Comparative experiments with mainstream algorithms demonstrate the superiority of the proposed method for detecting solar panels and dust. The improved YOLO11-OBB model achieves higher mAP scores compared to Faster R-CNN, SSD, YOLOv5, and YOLOv8, as shown in the table below. Ablation studies confirm that integrating the C2PSA-S and C3K2-T modules enhances performance without significantly increasing computational cost.
| Algorithm | Recall | mAP@0.5 | mAP@0.5:0.95 | Param (M) | GFLOPs |
|---|---|---|---|---|---|
| Faster R-CNN | 0.76 | 0.77 | 0.78 | 370.0 | 220 |
| SSD | 0.73 | 0.76 | 0.72 | 12.3 | 62 |
| YOLOv5s | 0.73 | 0.75 | 0.75 | 7.2 | 17 |
| YOLOv8s | 0.76 | 0.78 | 0.77 | 11.2 | 28 |
| YOLO11s-OBB | 0.80 | 0.82 | 0.79 | 13.5 | 20 |
| Ours | 0.85 | 0.88 | 0.83 | 7.8 | 20 |
For dust detection on solar panels, the method shows improved recall and mAP over alternatives, as illustrated in the following table. The two-stage approach—first detecting photovoltaic strings and then segmenting components—reduces background noise and improves accuracy despite limited dust data.
| Algorithm | Recall | mAP@0.5 | mAP@0.5:0.95 | Param (M) | GFLOPs |
|---|---|---|---|---|---|
| Faster R-CNN | 0.53 | 0.55 | 0.55 | 370.0 | 220 |
| SSD | 0.51 | 0.52 | 0.52 | 12.3 | 62 |
| YOLOv5s | 0.55 | 0.56 | 0.58 | 7.2 | 17 |
| YOLOv8s | 0.56 | 0.58 | 0.58 | 11.2 | 28 |
| YOLO11s-OBB | 0.56 | 0.59 | 0.61 | 13.5 | 20 |
| Ours | 0.62 | 0.65 | 0.63 | 7.8 | 20 |
Thermal spot detection on solar panels, which correlates with dust-induced hotspots, also benefits from the proposed enhancements.
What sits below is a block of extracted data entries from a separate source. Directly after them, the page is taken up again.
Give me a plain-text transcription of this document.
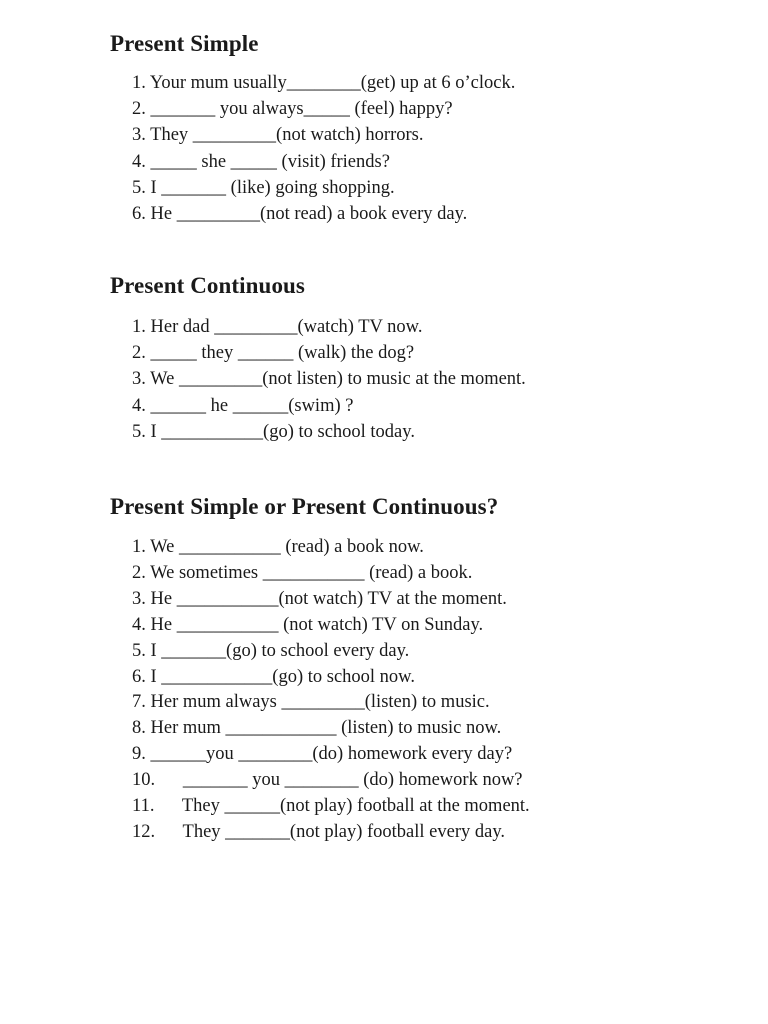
Present Simple
1. Your mum usually________(get) up at 6 o’clock.
2. _______ you always_____ (feel) happy?
3. They _________(not watch) horrors.
4. _____ she _____ (visit) friends?
5. I _______ (like) going shopping.
6. He _________(not read) a book every day.
Present Continuous
1. Her dad _________(watch) TV now.
2. _____ they ______ (walk) the dog?
3. We _________(not listen) to music at the moment.
4. ______ he ______(swim) ?
5. I ___________(go) to school today.
Present Simple or Present Continuous?
1. We ___________ (read) a book now.
2. We sometimes ___________ (read) a book.
3. He ___________(not watch) TV at the moment.
4. He ___________ (not watch) TV on Sunday.
5. I _______(go) to school every day.
6. I ____________(go) to school now.
7. Her mum always _________(listen) to music.
8. Her mum ____________ (listen) to music now.
9. ______you ________(do) homework every day?
10.      _______ you ________ (do) homework now?
11.      They ______(not play) football at the moment.
12.      They _______(not play) football every day.
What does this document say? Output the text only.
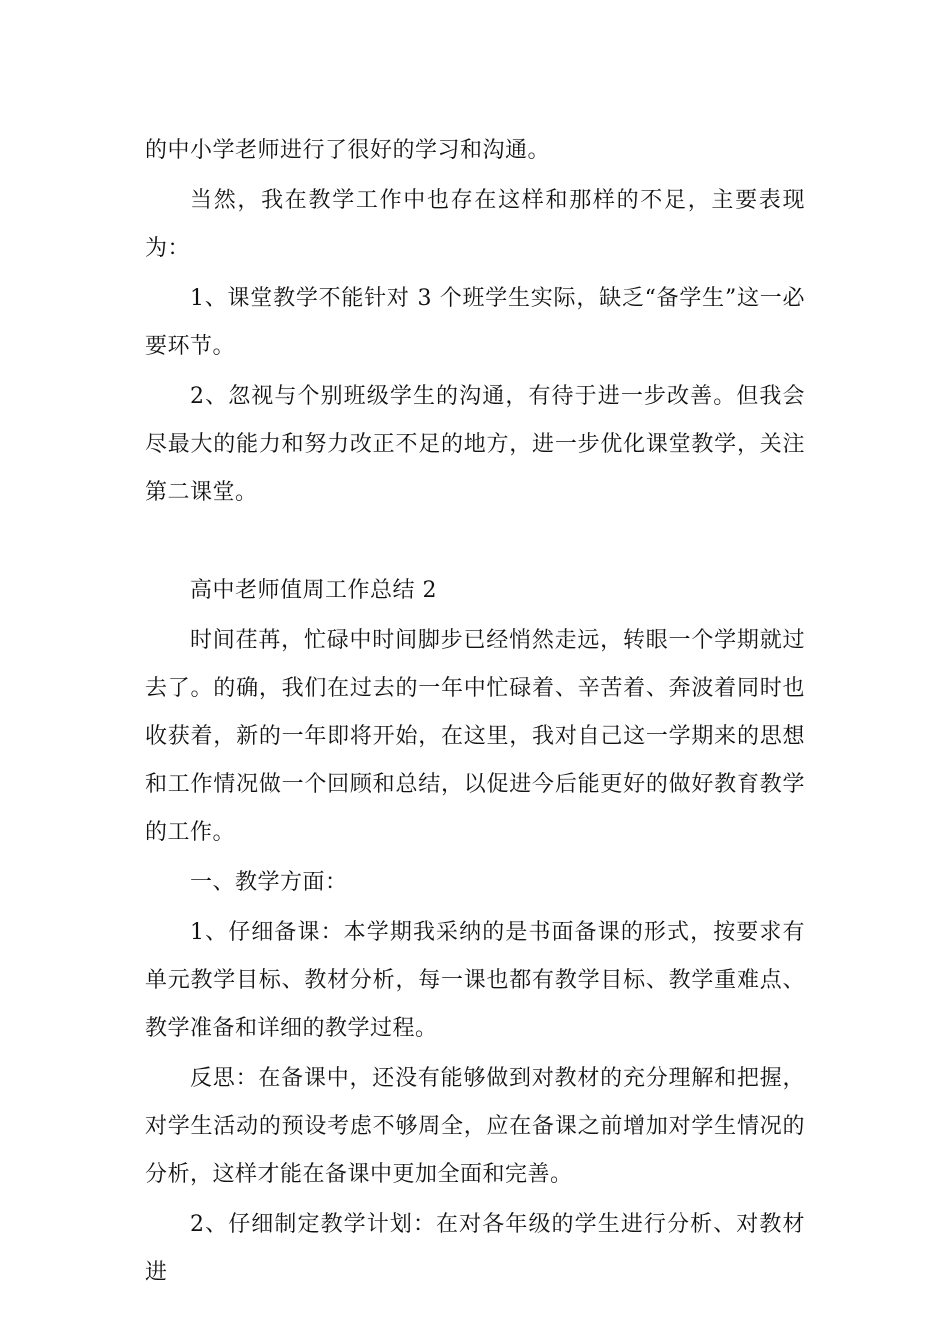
的中小学老师进行了很好的学习和沟通。

当然，我在教学工作中也存在这样和那样的不足，主要表现为：

1、课堂教学不能针对 3 个班学生实际，缺乏“备学生”这一必要环节。

2、忽视与个别班级学生的沟通，有待于进一步改善。但我会尽最大的能力和努力改正不足的地方，进一步优化课堂教学，关注第二课堂。

高中老师值周工作总结 2

时间荏苒，忙碌中时间脚步已经悄然走远，转眼一个学期就过去了。的确，我们在过去的一年中忙碌着、辛苦着、奔波着同时也收获着，新的一年即将开始，在这里，我对自己这一学期来的思想和工作情况做一个回顾和总结，以促进今后能更好的做好教育教学的工作。

一、教学方面：

1、仔细备课：本学期我采纳的是书面备课的形式，按要求有单元教学目标、教材分析，每一课也都有教学目标、教学重难点、教学准备和详细的教学过程。

反思：在备课中，还没有能够做到对教材的充分理解和把握，对学生活动的预设考虑不够周全，应在备课之前增加对学生情况的分析，这样才能在备课中更加全面和完善。

2、仔细制定教学计划：在对各年级的学生进行分析、对教材进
The table below compares thermal detection performance, where the improved YOLO11-OBB model achieves higher recall and mAP, facilitating accurate severity assessment based on temperature.
| Algorithm | Recall | mAP@0.5 | mAP@0.5:0.95 | Param (M) | GFLOPs |
|---|---|---|---|---|---|
| Faster R-CNN | 0.64 | 0.61 | 0.59 | 370.0 | 220 |
| SSD | 0.55 | 0.57 | 0.53 | 12.3 | 62 |
| YOLOv5s | 0.66 | 0.62 | 0.57 | 7.2 | 17 |
| YOLOv8s | 0.65 | 0.67 | 0.62 | 11.2 | 28 |
| YOLO11s-OBB | 0.66 | 0.69 | 0.64 | 13.5 | 20 |
| Ours | 0.73 | 0.75 | 0.71 | 7.8 | 20 |
Ablation studies further validate the contributions of individual components. The table below shows that integrating the C2PSA-S and C3K2-T modules into YOLO11s-OBB progressively improves recall and mAP, with the full model achieving a 7.3% increase in mAP@0.5 over the baseline.
| Method | C2PSA-S | C3K2-T | Recall | mAP@0.5 | Param (M) | GFLOPs |
|---|---|---|---|---|---|---|
| YOLO11s-OBB | 0.80 | 0.82 | 13.5 | 20 | ||
| ① | √ | 0.81 | 0.83 | 15.5 | 22 | |
| ② | √ | 0.83 | 0.85 | 13.5 | 20 | |
| ③ | √ | √ | 0.85 | 0.88 | 15.0 | 21 |
In comprehensive testing on 1,000 real-world images of solar panels, the method demonstrates high accuracy and robustness. The histogram-based dust assessment reliably computes coverage ratios, with results showing clear separation between dusty and clean regions. For instance, in sample outputs, dust coverage percentages are accurately predicted, such as 31.30% or 16.86%, based on the binarization and histogram analysis. The integration of thermal data allows for practical severity grading, enabling prioritized cleaning schedules for solar panels with severe dust accumulation.
In conclusion, this research presents an effective solution for dust detection on solar panels by combining YOLO11 deep learning with traditional image processing and dual-light analysis. The method overcomes the limitations of existing approaches, achieving high precision and adaptability in complex environments. Future work will focus on enhancing model generalization and exploring dynamic monitoring systems for automated cleaning of solar panels, thereby supporting the sustainable operation of photovoltaic power stations.